In C language, just because a code runs on a system perfectly, does not guarantee that the code is correct.

Answer 2

answer (d) is correct becuse d is a character array not a string but all 3 are string declration

Answer 3

In C a string is defined as an array of characters termined by the NULL terminator, ie, \0.

In Options A, B and C, the compiler would implicitly add a NULL terminator at the end.

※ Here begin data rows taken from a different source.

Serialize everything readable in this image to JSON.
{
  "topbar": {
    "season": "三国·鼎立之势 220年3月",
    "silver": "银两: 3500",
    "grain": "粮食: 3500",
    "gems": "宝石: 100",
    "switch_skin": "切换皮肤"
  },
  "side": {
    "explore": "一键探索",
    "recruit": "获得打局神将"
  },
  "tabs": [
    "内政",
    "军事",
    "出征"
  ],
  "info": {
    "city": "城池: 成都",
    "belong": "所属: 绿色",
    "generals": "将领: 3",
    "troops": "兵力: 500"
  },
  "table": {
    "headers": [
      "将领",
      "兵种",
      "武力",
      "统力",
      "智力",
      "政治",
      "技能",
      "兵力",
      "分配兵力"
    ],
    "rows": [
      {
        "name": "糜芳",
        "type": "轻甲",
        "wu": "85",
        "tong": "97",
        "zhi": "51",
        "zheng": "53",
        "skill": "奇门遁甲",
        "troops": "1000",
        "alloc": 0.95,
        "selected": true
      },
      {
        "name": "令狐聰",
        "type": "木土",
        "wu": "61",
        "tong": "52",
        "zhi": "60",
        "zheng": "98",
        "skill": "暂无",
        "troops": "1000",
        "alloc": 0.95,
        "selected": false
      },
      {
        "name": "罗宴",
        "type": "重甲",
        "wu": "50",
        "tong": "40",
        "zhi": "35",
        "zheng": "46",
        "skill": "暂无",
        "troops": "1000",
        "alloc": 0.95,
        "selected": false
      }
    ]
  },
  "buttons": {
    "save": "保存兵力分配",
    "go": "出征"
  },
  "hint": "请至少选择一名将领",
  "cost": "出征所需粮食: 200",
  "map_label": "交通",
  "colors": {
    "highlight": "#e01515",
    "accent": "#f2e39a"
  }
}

In Option D, we're defining the whole character array ourselves and we didn't add the NULL terminator explicitly, which is required here.

Answer 4

#include <stdio.h>
int main(){
    char Str1[] = "Hello World";
    char Str2[12] = "Hello World";
    char *Str3 = "Hello World";
    char Str4[] = {'H','e','l','l','o',' ','W','o','r','l','d'};
    printf("%s\n",Str4);
    printf("Sizeof Str1 : %d \t Strlen Str1 : %d\n",sizeof(Str1),strlen(Str1));
    printf("Sizeof Str2 : %d \t Strlen Str2 : %d\n",sizeof(Str2),strlen(Str2));
    printf("Sizeof Str3 : %d \t Strlen Str3 : %d\n",sizeof(Str3),strlen(Str3));
    printf("Sizeof Str4 : %d \t Strlen Str4 : %d\n",sizeof(Str4),strlen(Str4));
}

Output : 

Hello World
Sizeof Str1 : 12 	 Strlen Str1 : 11
Sizeof Str2 : 12 	 Strlen Str2 : 11
Sizeof Str3 : 8 	 Strlen Str3 : 11  
Sizeof Str4 : 11 	 Strlen Str4 : 11  

You will Not get any Error that's correct But, If you see the String4 sizeof(Str4).  i.e 11 which means the compiler is not adding the '\0' in Str4.

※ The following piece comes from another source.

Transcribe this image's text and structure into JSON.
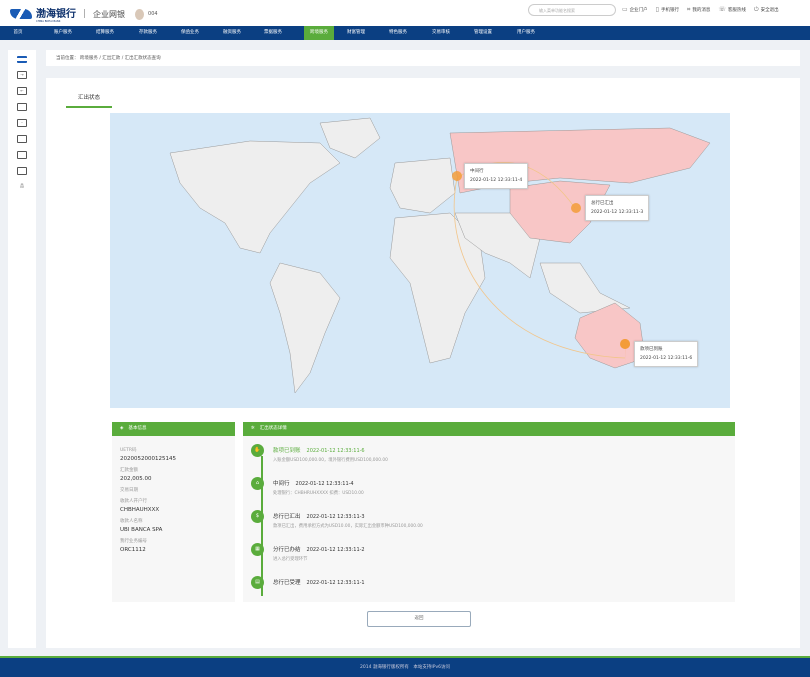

Sizeof (Str3) is 8 because its pointer type variable (i.e Sizeof(pointer) = 8 Byte

For all remaining String from Str1, Str2, Str3 the compiler Implicit added the '\0'     

Comments

If compiler is not adding \0 character after ending of option D, then how strlen() function terminates & gives the correct result.